Keith Elias is the most dominant football player that TigerBlog has seen at Princeton. Lovett last year approached that level of dominance, in a different way, but on the same level.

With Lovett's versatility, Princeton's offense led the Ivy League, and the Tigers went 8-2 overall and 6-1 in the Ivy League, sharing the championship with a Penn team Princeton beat 28-0. In that game, Lovett ran for one TD and threw for another.

Princeton has played a very unique style of offense the last few years, especially with its use of multiple quarterbacks. Chad Kanoff is back for 2017, but Princeton is in the strange position of having only one of its quarterbacks available now, as if they were cornerbacks, not quarterbacks.

Plus, Lovett is an incredibly exciting player to watch.  You never know what he's going to do, but he's usually going to be the focal point of every play. And he's awesome in short yardage situations - not only the ones that took him into the end zone 20 times but the others that kept drives alive on third and fourth downs.

But hey, that's the nature of football. You have to be ready if someone is unavailable. TB is pretty sure Surace and his staff have a Plan B in mind.

At the same time, TB feels badly for Lovett. He had to be primed for a big 2017, and now that's been pulled out from under him.

In football, you need that "next man up" mentality. You also need to remember the last man. What he's going through isn't easy - and TB hopes he can get back quickly. 

1 comment:

Anonymous said...

On a Princeton campus where Ivy League championships are both expected and -- happily -- regular occurrences, football titles remain special events. They are like baby chicks to be held carefully and fawned over with cooing and loving affection. Or perhaps they should be treated as rare works of art, each to be appreciated as a unique gift from the artists in shoulder pads who created them.

In the 61-year formal history of the Ivy League, we have only 11 football championships to so treasure, fewer than in all but four other men's sports and within a decimal point or two of being fewer than all women's sports as well, adjusted for the shorter record of women's conference crowns.

How then can we evaluate the two Picassos given to us so far by Coach Surace?

Bill Parcells famously told us that, sophisticated qualitative assessment aside, you are what your record says you are. So let's start by going strictly by wins and losses, leaving offensive and defensive superlatives aside for now.

Princeton has four types of Ivy championships among its 11 titles:

A. Perfect Ivy record (1964)

B. Sole champion (1957, 1995)

C. Two-way shared title, beating co-champion head-to-head (2006, defeated Yale 34-31; 2013, defeated Harvard 51-48 in three overtimes; and 2016, defeated Penn 28-0)

D. Two-way shared title, losing to co-champion head-to-head (1963, lost to Dartmouth 22-21; 1989, lost to Yale 14-7; and 1992, lost to Dartmouth 34-20)

E. Three-way shared title (1966, defeated Harvard 18-14 and lost to Dartmouth 31-13; 1969, defeated Dartmouth 35-7 and lost to Yale 17-14)

If one accepts the premise that categories A, B, C, D and E form a hierarchy of Ivy championships, then in seven years, Coach Surace and his players and staff have produced two of the "best" six conference seasons Princeton has ever experienced.
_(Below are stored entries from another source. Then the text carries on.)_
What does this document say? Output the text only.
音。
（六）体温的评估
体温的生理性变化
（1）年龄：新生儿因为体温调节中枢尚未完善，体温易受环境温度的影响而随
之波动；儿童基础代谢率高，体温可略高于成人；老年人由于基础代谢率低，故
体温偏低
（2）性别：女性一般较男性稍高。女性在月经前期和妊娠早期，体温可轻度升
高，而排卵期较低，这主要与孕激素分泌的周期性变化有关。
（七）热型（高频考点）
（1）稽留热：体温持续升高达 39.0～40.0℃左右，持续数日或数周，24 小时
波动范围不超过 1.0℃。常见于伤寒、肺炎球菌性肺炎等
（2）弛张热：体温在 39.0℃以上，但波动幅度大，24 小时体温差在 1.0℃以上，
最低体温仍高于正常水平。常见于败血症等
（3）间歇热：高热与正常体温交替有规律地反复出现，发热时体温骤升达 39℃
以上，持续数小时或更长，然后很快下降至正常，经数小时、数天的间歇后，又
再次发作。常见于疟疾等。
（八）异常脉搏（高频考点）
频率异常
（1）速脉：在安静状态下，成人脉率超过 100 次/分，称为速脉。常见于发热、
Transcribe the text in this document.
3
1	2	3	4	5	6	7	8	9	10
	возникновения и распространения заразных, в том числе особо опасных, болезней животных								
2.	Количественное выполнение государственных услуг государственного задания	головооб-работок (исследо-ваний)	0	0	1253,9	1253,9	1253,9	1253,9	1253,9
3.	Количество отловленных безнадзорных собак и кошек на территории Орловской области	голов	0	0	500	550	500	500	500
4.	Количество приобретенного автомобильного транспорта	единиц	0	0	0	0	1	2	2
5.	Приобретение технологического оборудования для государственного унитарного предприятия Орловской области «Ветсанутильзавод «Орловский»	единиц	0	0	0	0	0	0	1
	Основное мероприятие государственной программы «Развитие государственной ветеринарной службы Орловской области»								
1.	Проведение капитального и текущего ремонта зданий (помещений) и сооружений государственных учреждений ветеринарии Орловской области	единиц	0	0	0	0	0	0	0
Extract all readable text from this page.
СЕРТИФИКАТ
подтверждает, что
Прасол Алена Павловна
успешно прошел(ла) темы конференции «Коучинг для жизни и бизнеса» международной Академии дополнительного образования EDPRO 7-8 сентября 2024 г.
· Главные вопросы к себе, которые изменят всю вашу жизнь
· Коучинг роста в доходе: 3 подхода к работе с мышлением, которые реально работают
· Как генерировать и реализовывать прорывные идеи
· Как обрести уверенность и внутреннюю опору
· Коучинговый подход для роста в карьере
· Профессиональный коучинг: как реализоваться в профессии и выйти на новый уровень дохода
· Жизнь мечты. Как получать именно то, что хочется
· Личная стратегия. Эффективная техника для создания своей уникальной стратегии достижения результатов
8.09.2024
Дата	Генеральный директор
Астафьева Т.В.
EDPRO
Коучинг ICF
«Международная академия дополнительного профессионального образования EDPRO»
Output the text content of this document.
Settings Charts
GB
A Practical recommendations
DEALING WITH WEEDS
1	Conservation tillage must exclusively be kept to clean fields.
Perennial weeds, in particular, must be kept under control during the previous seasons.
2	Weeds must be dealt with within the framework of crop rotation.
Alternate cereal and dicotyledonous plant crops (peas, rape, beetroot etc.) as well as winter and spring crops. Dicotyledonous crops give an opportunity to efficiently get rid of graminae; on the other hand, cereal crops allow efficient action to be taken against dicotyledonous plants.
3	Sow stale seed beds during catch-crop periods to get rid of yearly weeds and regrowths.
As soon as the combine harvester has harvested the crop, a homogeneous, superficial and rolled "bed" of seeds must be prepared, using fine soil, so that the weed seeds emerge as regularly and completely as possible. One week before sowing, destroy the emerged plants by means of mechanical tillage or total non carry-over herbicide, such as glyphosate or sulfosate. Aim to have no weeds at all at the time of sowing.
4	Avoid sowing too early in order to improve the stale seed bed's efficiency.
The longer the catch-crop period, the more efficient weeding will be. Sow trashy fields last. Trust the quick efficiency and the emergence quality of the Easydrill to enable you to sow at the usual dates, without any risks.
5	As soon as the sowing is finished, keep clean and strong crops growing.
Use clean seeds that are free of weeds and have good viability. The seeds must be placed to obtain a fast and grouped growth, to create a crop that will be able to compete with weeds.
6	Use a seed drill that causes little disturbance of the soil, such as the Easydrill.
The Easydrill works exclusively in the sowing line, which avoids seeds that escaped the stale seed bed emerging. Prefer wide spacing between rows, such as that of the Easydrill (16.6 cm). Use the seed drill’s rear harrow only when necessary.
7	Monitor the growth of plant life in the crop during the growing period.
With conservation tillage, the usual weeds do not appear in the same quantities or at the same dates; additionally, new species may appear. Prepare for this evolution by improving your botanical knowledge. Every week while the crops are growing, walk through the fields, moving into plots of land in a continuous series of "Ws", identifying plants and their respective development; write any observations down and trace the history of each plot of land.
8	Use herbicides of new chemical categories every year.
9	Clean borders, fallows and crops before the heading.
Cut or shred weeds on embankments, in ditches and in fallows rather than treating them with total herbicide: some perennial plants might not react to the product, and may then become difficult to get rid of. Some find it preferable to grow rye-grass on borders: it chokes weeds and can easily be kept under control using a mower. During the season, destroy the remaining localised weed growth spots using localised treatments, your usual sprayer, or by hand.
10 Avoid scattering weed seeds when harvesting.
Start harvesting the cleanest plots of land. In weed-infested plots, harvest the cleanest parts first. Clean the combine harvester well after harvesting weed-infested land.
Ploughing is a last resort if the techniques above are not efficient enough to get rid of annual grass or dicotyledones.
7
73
If they are not Picassos, neither are they your second-grader's drawing posted under a refrigerator magnet.

The Tigers in 2016 led the Ivies in scoring offense and defense as well as total yards of offense and defense. John Lovett won the offensive player of the year while Kurt Holuba was a finalist for defensive POY. It was a superlative season with only the excruciating overtime loss to Harvard keeping 2016 from the holy grail of category A. Such is the razor-thin margin in sports sometimes.

Another aspect of sports, perhaps unfairly, is the "What have you done for me lately?" element, or as TB likes to put it, "All glory is fleeting." After the 2013 championship, Princeton was picked to repeat in the 2014 pre-season poll, only to have injuries contribute to a 4-3 disappointment, leading to a further 2-5 setback in 2015.

With Lovett's off-season surgery hanging over fans' psyches, we look forward to 2017 with anticipation but also anxiety. Can the football program take the next step to be a perennial contender, even in the face of a potentially significant injury?